Interview: "Vom Abstrakten zum Praktischen"

Der naturwissenschaftliche Unterricht braucht eine Reform. Die finnische Bildungssexpertin Arja Kaasinen fordert mehr Praxisbezug.

Warum denken sie, dass Mathematik und Naturwissenschaften derart unbeliebt sind?
Vielleicht hängt es mit unserem Schulsystem zusammen. Oft fehlen gut organisierte und spannende Experimente. Naturwissenschaften sind Wissenschaften der Natur und des Lebens und deshalb sollten sie auch tatsächlich Erfahrungen bringen, die einen Bezug zum täglichen Leben haben. Der übliche naturwissenschaftliche Unterricht ist für die Schüler oft zu abstrakt. Und gerade dann fällt es den Schülern schwer zu verstehen, warum sie Mathematik eigentlich brauchen, oder warum sie gewisse physikalische Zusammenhänge verstehen müssen.

Kann man den naturwissenschaftlichen Unterricht näher an das tägliche Leben anlehnen?

Ich glaube, dass das sehr wohl möglich ist. Es sollte in jeder Schulstunde besprochen werden, wie der gelernte Stoff im täglichen Leben gebraucht werden kann. Das Ganze muss vom Abstrakten zum Praktischen werden.

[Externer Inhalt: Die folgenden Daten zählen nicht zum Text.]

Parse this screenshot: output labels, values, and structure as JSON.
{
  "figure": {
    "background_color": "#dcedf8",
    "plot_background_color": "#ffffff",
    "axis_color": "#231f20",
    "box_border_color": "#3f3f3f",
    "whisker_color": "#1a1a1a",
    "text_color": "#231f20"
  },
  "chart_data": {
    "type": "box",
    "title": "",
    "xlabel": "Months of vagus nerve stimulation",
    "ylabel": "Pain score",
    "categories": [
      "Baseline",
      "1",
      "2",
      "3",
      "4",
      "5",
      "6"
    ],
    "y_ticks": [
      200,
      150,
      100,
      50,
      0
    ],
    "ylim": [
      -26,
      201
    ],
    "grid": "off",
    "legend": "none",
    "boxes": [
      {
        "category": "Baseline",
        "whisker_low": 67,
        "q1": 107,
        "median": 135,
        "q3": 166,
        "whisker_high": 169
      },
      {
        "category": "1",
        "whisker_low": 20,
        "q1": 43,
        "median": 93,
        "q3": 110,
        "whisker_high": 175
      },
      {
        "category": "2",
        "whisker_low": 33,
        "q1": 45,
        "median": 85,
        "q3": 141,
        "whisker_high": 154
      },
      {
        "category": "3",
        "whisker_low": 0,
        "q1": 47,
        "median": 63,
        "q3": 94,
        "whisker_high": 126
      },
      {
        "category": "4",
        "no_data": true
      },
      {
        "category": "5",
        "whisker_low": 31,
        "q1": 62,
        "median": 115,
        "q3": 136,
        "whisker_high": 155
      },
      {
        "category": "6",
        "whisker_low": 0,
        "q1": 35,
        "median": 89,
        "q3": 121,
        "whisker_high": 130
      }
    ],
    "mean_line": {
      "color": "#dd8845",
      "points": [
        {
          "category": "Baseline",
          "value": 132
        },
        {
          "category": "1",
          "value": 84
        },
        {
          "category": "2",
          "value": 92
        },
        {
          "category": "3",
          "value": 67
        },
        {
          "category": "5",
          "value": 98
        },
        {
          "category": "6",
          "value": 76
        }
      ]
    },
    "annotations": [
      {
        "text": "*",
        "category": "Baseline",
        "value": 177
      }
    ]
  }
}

In Österreich werden Naturwissenschaftliche und Technische Fächer kurz vor der Studienwahl beworben, ist es da nicht schon zu spät?
Es ist nie zu spät, aber natürlich wäre es besser, die Kinder schon früher zu fördern. Schon im Kindergarten sollten sie für Naturwissenschaften begeistert werden. Gerade wenn die Kinder jung sind, sind sie wahnsinnig neugierig. In den frühen Kindheitsjahren müssen wir nicht einmal viel beitragen, um die Kinder für Naturwissenschaften zu begeistern.

Warum verlieren die Kinder ihre Neugierde?

Das ist schwierig zu sagen. Vielleicht liegt es tatsächlich daran, dass wir das Fach zu theoretisch präsentieren. Die Kinder müssten das Ganze "hands on" erleben.

In Österreich ist es salonfähig schlecht in Mathe oder Naturwissenschaften zu sein. Wie ist das in Finnland?
Ich glaube in Finnland ist das anders. Wir reagieren sehr schnell, wenn ein Kind Defizite in Mathematik oder Naturwissenschaften hat. Außerdem bindet unser Schulsystem die Eltern sehr stark mit ein. Die Schulen arbeiten mit den Eltern zusammen. Als Lehrer versucht man, fast täglich mit den Eltern in Kontakt zu kommen.

Wie ist es möglich, dass Eltern und Lehrer fast täglich in Kontakt sind?
Wir haben ein eigenes Internetsystem, in dem die Lehrer den Eltern e-Mails schreiben können, um ihnen mitzuteilen was in der Schule passiert. Hat ein Kind großen Aufholbedarf, dann werden die Lehrer sofort informiert. Die Lehrer können die Eltern auf diesem Weg bitten, mit ihrem Kind über gewisse Probleme zu sprechen.